In February 2017, TxCell successfully completed a capital increase through the issue of 5,549,300 new shares with warrants attached. The offer was fully subscribed and raised €11.1 million in gross proceeds. These proceeds will cover TxCell’s cash requirements for 2017, which include the costs of the CAR-Treg research and manufacturing process development programs as well as TxCell’s ongoing expenses and overheads.
The additional proceeds from the potential exercise of all the warrants which were attached to new shares issued in February 2017 would enable TxCell to further finance its activities through to the IND approval to initiate a first-in-man study with a CAR-Treg candidate.
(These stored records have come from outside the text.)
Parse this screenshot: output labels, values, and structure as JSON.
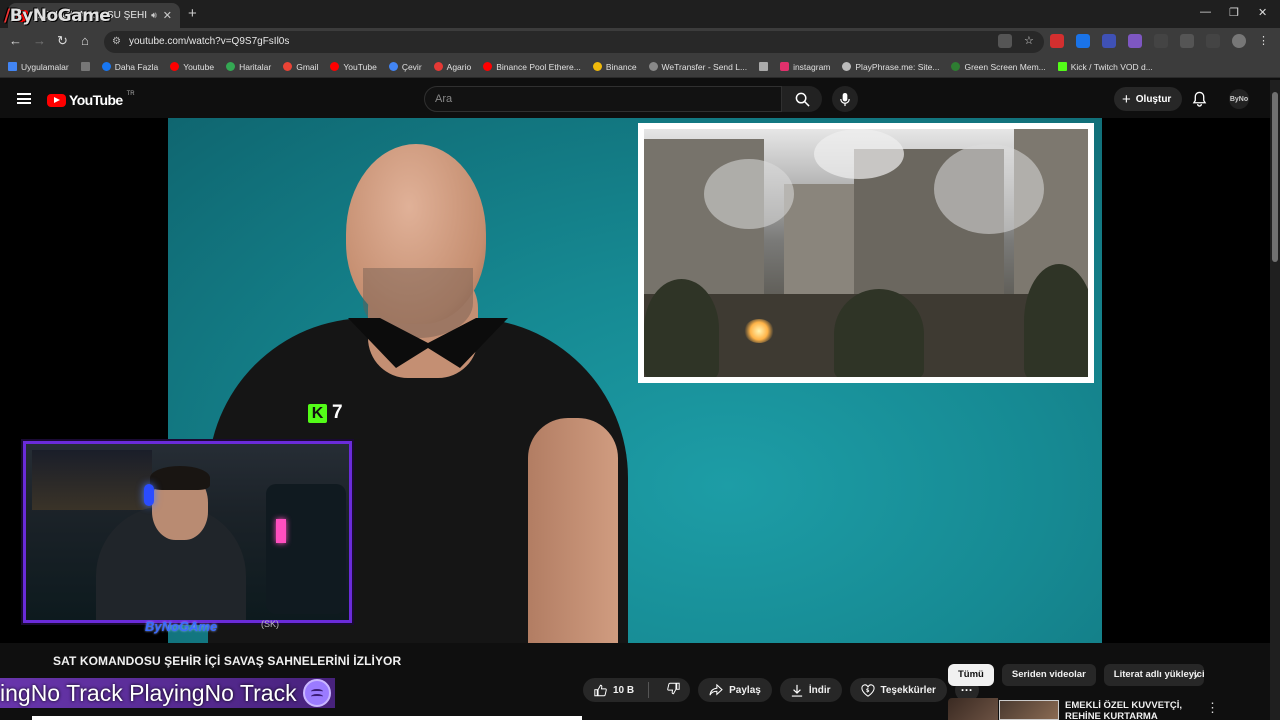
{
  "browser": {
    "tab_title": "SAT KOMANDOSU ŞEHİR İÇİ SAVAŞ SAHNELERİNİ İZLİYOR - YouTube",
    "tab_title_visible": "SAT KOMANDOSU ŞEHİR İÇ",
    "url": "youtube.com/watch?v=Q9S7gFsIl0s",
    "bookmarks": [
      {
        "label": "Uygulamalar",
        "color": "#4285f4"
      },
      {
        "label": "Daha Fazla",
        "color": "#1877f2"
      },
      {
        "label": "Youtube",
        "color": "#ff0000"
      },
      {
        "label": "Haritalar",
        "color": "#34a853"
      },
      {
        "label": "Gmail",
        "color": "#ea4335"
      },
      {
        "label": "YouTube",
        "color": "#ff0000"
      },
      {
        "label": "Çevir",
        "color": "#4285f4"
      },
      {
        "label": "Agario",
        "color": "#e53935"
      },
      {
        "label": "Binance Pool Ethere...",
        "color": "#ff0000"
      },
      {
        "label": "Binance",
        "color": "#f0b90b"
      },
      {
        "label": "WeTransfer - Send L...",
        "color": "#888888"
      },
      {
        "label": "instagram",
        "color": "#e1306c"
      },
      {
        "label": "PlayPhrase.me: Site...",
        "color": "#bbbbbb"
      },
      {
        "label": "Green Screen Mem...",
        "color": "#2e7d32"
      },
      {
        "label": "Kick / Twitch VOD d...",
        "color": "#53fc18"
      }
    ]
  },
  "overlay": {
    "logo_slash": "/",
    "logo_text": "ByNoGame",
    "streamer_name": "ByNoGAme",
    "streamer_tag": "(SK)",
    "now_playing": "ingNo Track PlayingNo Track"
  },
  "youtube": {
    "logo": "YouTube",
    "region": "TR",
    "search_placeholder": "Ara",
    "create_label": "Oluştur",
    "avatar_text": "ByNo",
    "kick_count": "7",
    "video_title": "SAT KOMANDOSU ŞEHİR İÇİ SAVAŞ SAHNELERİNİ İZLİYOR",
    "like_count": "10 B",
    "share_label": "Paylaş",
    "download_label": "İndir",
    "thanks_label": "Teşekkürler",
    "chips": [
      "Tümü",
      "Seriden videolar",
      "Literat adlı yükleyicid"
    ],
    "recommendation_title_1": "EMEKLİ ÖZEL KUVVETÇİ,",
    "recommendation_title_2": "REHİNE KURTARMA"
  },
  "colors": {
    "yt_red": "#ff0000",
    "kick_green": "#53fc18",
    "cam_border": "#6a2bd9",
    "spotify_purple": "#9b7bff"
  }
}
This is expected by the end of 2018. As a reminder, these warrants have a maturity of one year and are traded on a separate Euronext trading line (FR0013231792). At any time up to February 26, 2018 (included), 4 warrants will entitle holders to buy 3 TxCell’s new shares at a subscription price of €2.60 per new share.
As expected, TxCell did not generate any revenue during the second quarter 2017.
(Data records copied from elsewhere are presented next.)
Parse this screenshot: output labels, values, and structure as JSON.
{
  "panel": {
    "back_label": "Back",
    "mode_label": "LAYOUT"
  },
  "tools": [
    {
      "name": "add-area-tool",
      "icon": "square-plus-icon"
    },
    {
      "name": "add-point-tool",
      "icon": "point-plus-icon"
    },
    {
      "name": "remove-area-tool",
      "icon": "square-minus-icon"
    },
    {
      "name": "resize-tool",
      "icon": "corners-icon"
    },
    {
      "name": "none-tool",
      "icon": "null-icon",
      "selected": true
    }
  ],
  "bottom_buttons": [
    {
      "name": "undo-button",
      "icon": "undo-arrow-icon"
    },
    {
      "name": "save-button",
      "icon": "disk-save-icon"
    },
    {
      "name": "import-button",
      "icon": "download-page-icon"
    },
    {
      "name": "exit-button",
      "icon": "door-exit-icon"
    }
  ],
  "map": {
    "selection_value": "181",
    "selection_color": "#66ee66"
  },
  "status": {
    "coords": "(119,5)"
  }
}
Key recent operational highlights
Strategic agreement with Lentigen Technology, Inc. to manufacture the lentiviral vector for the CAR-Treg transplantation program
In June 2017, TxCell appointed Lentigen Technology, Inc. (LTI) as its contract manufacturing organization (CMO) for the GMP production of its HLA-A2 CAR lentiviral vector. This vector will be used to manufacture TxCell’s CAR-Tregs targeting transplant rejection. This program is expected to enter clinical studies by the end of 2018, with a first-in-man study to be conducted in the setting of solid organ transplantation (lung and/or kidney).
R&D collaboration with Inserm to develop new CAR-Tregs in transplantation and multiple sclerosis
In May 2017, TxCell signed an agreement covering R&D activities taking place with the Center for Research in Transplantation and Immunology (CRTI), in Nantes, France. TxCell and the CRTI are collaborating on the development of CAR-Treg cells using a proprietary Treg cell population expressing the CD8 marker. In December 2016, TxCell had obtained an exclusive worldwide license on this CD8+ Treg population identified by the CRTI. This R&D collaboration focuses on the treatment of transplant rejection and autoimmune diseases, specifically multiple sclerosis.
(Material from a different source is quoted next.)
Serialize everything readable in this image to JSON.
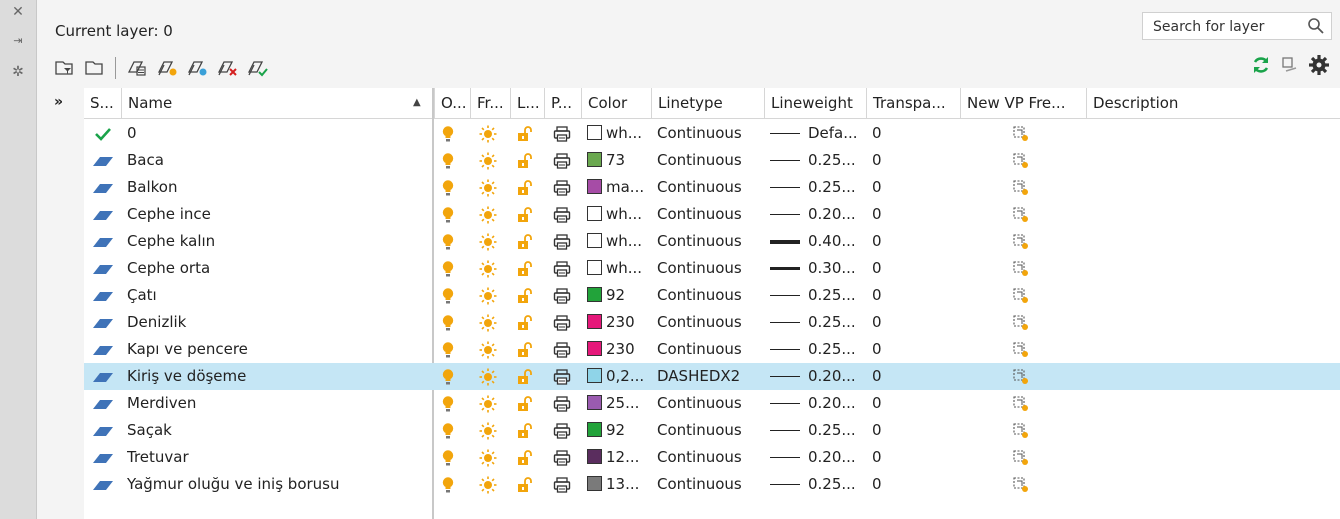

In May 2017, TxCell published an article on cellular therapy based on regulatory T cells for the treatment of uveitis, a rare ophthalmic disorder, in the Journal of Ocular Pharmacology and Therapeutics (JOPT), international global peer-reviewed journal(2). The publication reviews various results obtained in this area, notably by TxCell.
Next financial milestones
- September 21, 2017: Half-year 2017 financial results (post-market)
- October 19, 2017: Q3 2017 financial information (post-market)
- Unaudited and not subject to approval by the board of directors.
- Foussat A, Gregoire S, Clerget-Chossat N, Terrada C, Asnagli H, Lemoine FM, Klatzmann D, LeHoang P, Forte M, Bodaghi B. Regulatory T Cell Therapy for Uveitis: A New Promising Challenge. J Ocul Pharmacol Ther 2017, 33(4): 278-284.